The provided assay objects are RangedSummarizedExperiment (assay names: “counts”, “logCPM”) with rowRanges as GRanges and colData including sample/group fields; differential analyses have already been performed and are reflected in the supplied objects. Students should therefore focus on interpretation and integrative analysis rather than re-running DE tests.

Day 1

• Explore the dataset for the project:

  • How many samples are there?
  • Is the data properly normalized?
  • How about a volcano plot to visualize the differences?
  • How many chromosomes are present in the data?

• ATAC-seq data

  • How many peaks are there?
  • How many differentially accessible peaks are there between E11.5 and E15.5?
  • What is the median width of the ATAC peaks?

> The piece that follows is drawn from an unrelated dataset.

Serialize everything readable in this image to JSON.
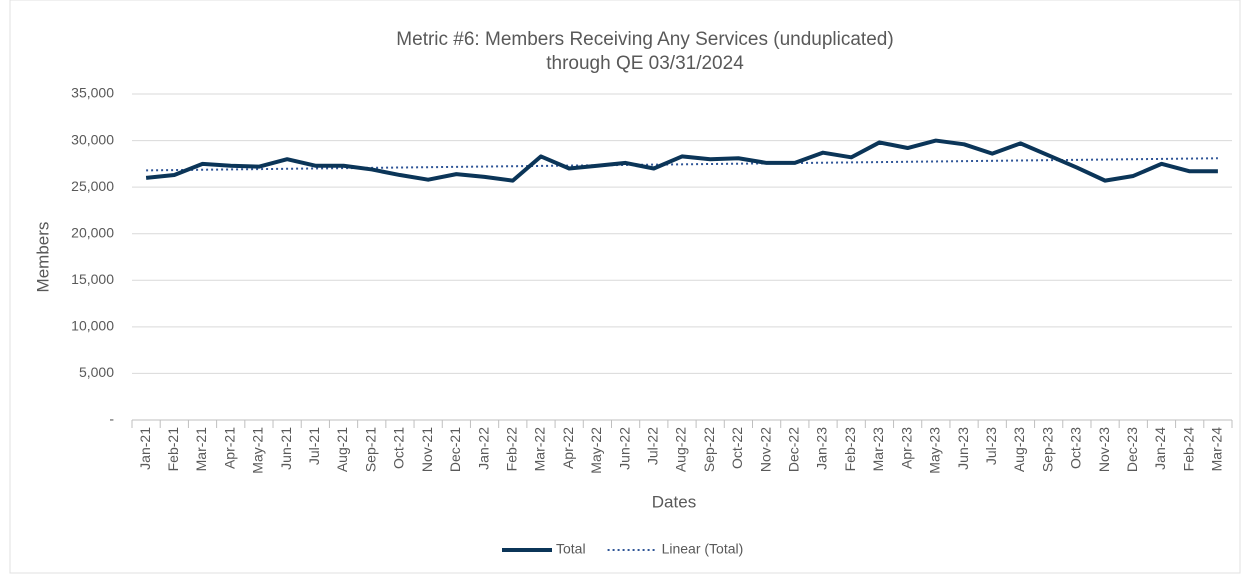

• Normalizing and plotting

  • Use correct normalization method for each dataset.
  • Can you divide the EnrichedHeatmap for increse and decrease in accessibility regions?
  • How about also dividng EnrichedHeatmap for different annotations?

• ChIP-seq data

  • How many peaks are there for each histone mark?
  • How many differentially enriched peaks are there between E11.5 and E15.5 for each mark?
  • What is the median width of the peaks for each mark?

• RNA-seq data

  • How many genes are there?
  • How many differentially expressed genes are there between E11.5 and E15.5?
  • Key Gene Expression Boxplots: Create boxplots showing the normalized expression of OTX2 and EN1 across the samples for both E11.5 and E15.5. Discuss if these expression profiles match their known roles in midbrain development.

Day 2

• overlapMatrix

  • As done during the course exercise, make the overlapMatrix for your data.
  • Similar to Exercise 5, find different regions of activity in your data.

• Integrative analysis

  • Can you identify enhancers in the data?
  • Are there any repressed promoters?
  • Can you identify regions with increased chromatin accessibility, increased H3K27ac and H3K4me3, increased gene expression and which are less than 2.kb of TSS? what would you call these regions?

Day 3

• Enrichment analysis
  • Can you find any enriched GO terms in the Gained Enhancer regions in E15.5 compared to E11.5?
  • Can you find any enriched GO terms in the Repressed Promoter regions in E15?
  • What biological significant GO terms did you find in these regions? Do they make sense in the context of development?

Advanced analysis

• For En1, which category fits (e.g., Repressed at E15.5)?
• Obtain overlapMatrix from other brain region from your colleagues.
• Merge overlapMatrices from all three regions to compare co-occurring signals.
• Generate shared vs. unique regulatory regions (e.g., Venn diagram of gained enhancers).
• Are there region-specific regulatory programs distinguishing forebrain/midbrain/hindbrain projects?